What’s the difference between illustration and photography? Where is the line? Truth is, it seems to shift every year. Originally, it was thought that if a digital modification had no analog parallel, then it crossed the line. For example, people dodged and burned in the old days, so dodging and burning were allowed. People diffused photos under their enlargers, so software-based diffusion was allowed. But this is far too simplistic a division. Our buddy Gene Smith could, with a single drop of white paint, make it appear as if someone’s eyes were looking in a direction they weren’t. Gene certainly lived in the analog days, and his trickery then was not only accepted but revered. Yet, if someone today used Photoshop to do this, the photo would instantly be labelled a fraud.
So where is that line? And how thick is it? And how fuzzy? When is a photograph no longer a photograph?
This blog would be rather pointless if I only posed questions, but didn’t answer them. So here we go: In my opinion, the line isn’t soft. The line isn’t fuzzy. The line isn’t even grey. Everything dealing with photography is a manipulation — some of which I believe enhance a photo’s appeal, and some of which detract from it. Any photo will automatically and irrevocably alter the very thing it purports to show. It is, by design, an abstraction of a moment — an illustration.

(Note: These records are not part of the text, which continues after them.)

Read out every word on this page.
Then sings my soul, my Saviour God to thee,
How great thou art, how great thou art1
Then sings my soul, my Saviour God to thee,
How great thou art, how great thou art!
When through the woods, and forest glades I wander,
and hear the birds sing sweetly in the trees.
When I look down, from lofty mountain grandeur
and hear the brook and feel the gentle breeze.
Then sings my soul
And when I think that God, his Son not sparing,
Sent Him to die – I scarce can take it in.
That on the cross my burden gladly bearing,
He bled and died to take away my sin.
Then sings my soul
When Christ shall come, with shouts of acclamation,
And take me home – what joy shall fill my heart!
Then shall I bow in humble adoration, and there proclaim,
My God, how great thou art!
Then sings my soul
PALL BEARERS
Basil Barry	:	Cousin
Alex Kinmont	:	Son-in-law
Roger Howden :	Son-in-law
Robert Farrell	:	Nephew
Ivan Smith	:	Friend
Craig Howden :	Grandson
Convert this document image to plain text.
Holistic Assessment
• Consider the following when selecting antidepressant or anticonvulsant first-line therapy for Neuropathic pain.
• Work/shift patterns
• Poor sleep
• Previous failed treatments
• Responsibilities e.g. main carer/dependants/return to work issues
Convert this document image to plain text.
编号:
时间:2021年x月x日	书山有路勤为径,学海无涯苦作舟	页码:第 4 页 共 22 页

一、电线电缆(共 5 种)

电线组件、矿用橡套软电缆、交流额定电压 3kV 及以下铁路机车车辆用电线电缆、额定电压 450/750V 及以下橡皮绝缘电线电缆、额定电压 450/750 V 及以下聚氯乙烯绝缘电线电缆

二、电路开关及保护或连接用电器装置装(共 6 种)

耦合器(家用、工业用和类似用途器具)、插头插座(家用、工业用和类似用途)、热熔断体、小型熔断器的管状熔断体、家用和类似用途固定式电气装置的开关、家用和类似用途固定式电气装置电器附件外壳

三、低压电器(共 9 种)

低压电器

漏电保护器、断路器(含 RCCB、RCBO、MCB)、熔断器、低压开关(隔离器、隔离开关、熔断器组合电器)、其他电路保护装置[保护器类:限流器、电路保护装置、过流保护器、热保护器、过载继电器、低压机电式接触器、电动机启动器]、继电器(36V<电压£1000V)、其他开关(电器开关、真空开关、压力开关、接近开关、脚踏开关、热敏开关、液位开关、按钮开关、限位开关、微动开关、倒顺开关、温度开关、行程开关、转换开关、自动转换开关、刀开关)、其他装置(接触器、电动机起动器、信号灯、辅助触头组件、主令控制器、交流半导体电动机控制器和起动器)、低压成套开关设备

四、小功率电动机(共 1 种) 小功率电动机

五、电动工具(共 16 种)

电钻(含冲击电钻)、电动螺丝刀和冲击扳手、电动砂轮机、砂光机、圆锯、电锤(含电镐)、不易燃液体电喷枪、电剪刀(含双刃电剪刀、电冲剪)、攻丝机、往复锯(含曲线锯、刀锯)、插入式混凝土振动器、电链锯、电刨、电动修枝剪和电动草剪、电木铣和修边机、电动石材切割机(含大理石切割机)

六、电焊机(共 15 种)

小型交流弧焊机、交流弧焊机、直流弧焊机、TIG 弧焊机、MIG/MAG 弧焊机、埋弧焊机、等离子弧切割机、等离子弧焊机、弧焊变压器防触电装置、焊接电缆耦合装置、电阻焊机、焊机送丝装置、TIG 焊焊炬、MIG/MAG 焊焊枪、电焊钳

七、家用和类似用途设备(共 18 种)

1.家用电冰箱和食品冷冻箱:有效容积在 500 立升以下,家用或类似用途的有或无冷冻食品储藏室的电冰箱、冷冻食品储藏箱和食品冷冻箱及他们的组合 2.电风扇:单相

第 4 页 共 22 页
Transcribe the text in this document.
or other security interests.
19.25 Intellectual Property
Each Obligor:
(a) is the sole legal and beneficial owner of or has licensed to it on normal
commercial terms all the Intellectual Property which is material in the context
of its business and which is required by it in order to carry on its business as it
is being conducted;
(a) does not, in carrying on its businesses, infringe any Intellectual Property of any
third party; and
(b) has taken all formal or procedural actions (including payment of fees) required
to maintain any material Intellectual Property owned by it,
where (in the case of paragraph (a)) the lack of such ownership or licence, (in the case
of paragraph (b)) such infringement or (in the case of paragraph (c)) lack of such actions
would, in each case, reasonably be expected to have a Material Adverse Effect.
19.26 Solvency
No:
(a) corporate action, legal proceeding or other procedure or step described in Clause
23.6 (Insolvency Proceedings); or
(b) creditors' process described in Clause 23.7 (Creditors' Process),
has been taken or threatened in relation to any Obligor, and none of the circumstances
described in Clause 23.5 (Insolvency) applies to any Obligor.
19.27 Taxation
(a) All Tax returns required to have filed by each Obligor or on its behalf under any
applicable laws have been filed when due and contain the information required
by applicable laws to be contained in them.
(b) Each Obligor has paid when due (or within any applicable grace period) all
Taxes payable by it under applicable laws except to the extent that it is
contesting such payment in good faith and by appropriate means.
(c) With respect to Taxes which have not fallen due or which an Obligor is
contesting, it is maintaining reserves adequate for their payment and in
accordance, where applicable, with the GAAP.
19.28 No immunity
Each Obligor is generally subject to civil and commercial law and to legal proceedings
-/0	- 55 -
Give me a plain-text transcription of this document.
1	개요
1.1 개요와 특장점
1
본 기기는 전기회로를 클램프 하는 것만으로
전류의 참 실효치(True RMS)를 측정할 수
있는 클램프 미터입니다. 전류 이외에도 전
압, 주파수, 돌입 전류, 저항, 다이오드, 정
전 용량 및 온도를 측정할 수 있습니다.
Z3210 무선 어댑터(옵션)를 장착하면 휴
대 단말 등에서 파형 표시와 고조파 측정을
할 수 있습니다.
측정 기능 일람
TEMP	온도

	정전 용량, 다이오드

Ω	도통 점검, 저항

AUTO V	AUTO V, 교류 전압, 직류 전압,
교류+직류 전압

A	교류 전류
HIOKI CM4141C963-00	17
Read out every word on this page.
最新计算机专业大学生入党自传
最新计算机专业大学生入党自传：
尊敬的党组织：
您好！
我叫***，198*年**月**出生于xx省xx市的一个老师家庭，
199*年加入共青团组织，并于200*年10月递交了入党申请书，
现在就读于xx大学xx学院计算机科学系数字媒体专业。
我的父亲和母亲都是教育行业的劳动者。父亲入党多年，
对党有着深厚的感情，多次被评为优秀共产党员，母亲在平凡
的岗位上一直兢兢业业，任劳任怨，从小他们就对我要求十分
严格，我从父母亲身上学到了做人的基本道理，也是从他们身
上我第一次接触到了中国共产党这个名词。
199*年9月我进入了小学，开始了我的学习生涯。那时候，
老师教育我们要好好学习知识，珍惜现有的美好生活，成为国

Therefore, I can confidently say that each of us crosses that line the very instant we touch our cameras.
So grab your camera, and get out there and take some illustrations.
©2010 grEGORy simpson
ABOUT THESE PHOTOS: “Post Processing – Street Incarnation,” “Bean,” and “Parallel Lines” were all shot using a Panasonic DMC-GH2 with a Voigtlander 15mm f/4.5 M-mount lens. “Canada Day Festivities,” and “Cannon Beach from Ecola State Park” were both published previously, and were both shot using a Leica M9 with a v4 Leica 35mm f/2 Summicron lens.